It’s the first time that international trade of UK food and drink products fall since 2015
UK flag surrounded by fruit and vegetables

UK exports of food and drink products in the first half of the year fell for the first time since 2015, the UK’s Food and Drink Federation (FDF) has revealed. The trade association said export fell 13.8% compared with the same period last year, to £9.7 billion.

Exports to all but three of the UK’s top 20 export markets fell, with sales to China, Canada, and Norway seeing a growth of 0.3%, 6.7%, and 46.9%, respectively.

Of the UK’s top ten export product categories, only pork saw positive value growth of 17.5% with sales of £300 million, largely driven by exports to China, which purchased £132 million of UK pork in this period.

The FDF report shows that while overall exports of branded products fell by 7.1% in H1, sales of branded products to non-EU markets grew by 1.9%.

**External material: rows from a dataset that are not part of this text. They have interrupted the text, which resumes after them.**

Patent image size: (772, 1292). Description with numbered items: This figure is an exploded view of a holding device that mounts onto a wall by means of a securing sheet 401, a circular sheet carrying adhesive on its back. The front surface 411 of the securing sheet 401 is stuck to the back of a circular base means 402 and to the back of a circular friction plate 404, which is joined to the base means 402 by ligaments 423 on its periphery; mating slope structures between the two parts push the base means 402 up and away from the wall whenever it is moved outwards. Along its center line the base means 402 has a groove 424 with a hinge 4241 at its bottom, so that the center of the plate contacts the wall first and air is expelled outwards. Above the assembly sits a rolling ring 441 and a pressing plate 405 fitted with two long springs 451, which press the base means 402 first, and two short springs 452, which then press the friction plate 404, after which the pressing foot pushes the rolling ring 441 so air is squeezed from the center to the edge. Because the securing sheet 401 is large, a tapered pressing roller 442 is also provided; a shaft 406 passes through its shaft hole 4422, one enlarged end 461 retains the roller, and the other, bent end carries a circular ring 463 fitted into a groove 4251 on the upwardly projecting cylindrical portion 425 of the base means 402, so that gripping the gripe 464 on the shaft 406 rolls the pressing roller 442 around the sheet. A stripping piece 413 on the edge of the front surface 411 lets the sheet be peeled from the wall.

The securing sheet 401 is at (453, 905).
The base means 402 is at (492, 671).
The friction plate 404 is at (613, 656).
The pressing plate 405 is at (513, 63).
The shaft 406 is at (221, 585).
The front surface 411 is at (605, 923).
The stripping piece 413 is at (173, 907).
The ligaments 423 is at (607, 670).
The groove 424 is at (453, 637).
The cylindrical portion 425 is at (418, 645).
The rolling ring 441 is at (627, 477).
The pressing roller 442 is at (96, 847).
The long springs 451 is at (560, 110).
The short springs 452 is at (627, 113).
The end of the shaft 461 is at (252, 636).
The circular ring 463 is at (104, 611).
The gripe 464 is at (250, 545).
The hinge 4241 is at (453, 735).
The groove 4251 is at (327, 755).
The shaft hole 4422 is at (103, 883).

Dominic Goudie, head of international trade at FDF, said: “A fall in exports in the first half of 2020 demonstrates the huge challenge currently facing UK food and drink exporters. We also have serious concerns about our access to existing EU trade agreements, with more than £1.7 billion of UK exports at risk where continuity deals haven’t been agreed.”

Goudie noted that there remain many opportunities overseas as the UK navigates its way through economic recovery, strengthen its resilience as an industry, and build relationships through new future trade agreements such as with Japan – the world’s biggest net importer of food and drink.

Covid-19 knock-on effect

The FDF argued that the fall in exports is clearly linked to the global impact of Covid-19, however, the analysis by KPMG as part of the report, highlights that different markets are at varying stages of the Covid-19 lifecycle. China is currently experiencing a period of growth, whereas other nations are in a recession.

Linda Ellett, UK head of consumer markets at KPMG, said: “While the world may be facing Covid-19 collectively, consumers across the world haven’t been behaving equally. For consumer businesses, the real challenge is keeping a finger on the pulse of change, knowing how consumers feel and behave, while also adapting to the various opportunities and threats presented in various markets globally.”

KPMG identified brand trust as a key driver of consumer purchasing decisions across all markets and an opportunity for exporters throughout the remainder of the year.

Japanese market potential

The FDF said the UK-Japan preferential trade agreement announced in September presents a key opportunity for exporters, with Japan currently the world’s largest net importer of agrifood and drink, and the UK’s 19th biggest market in H1, worth £124.5 million.

Demand for imported food and drink in Japan is growing because of its ageing population and a continued shift toward Western consumption patterns.

To support the recovery of UK exports post-Covid-19, the FDF, Food and Drink Exporters Association (FDEA) and the Agriculture and Horticulture Development Board (AHDB), have produced an export guide to help businesses successfully navigate the export process.

The guide signposts a range of support that can help exporters that have been impacted by Covid-19, and support for businesses post EU Exit transition.

“Business growth – or at least resilience – remains vital despite the challenging climate. KPMG’s recent consumer insights research clearly shows that trust in brands is a key factor shaping purchasing decision. No consumer business can afford to lose sight of that,” Ellett concluded.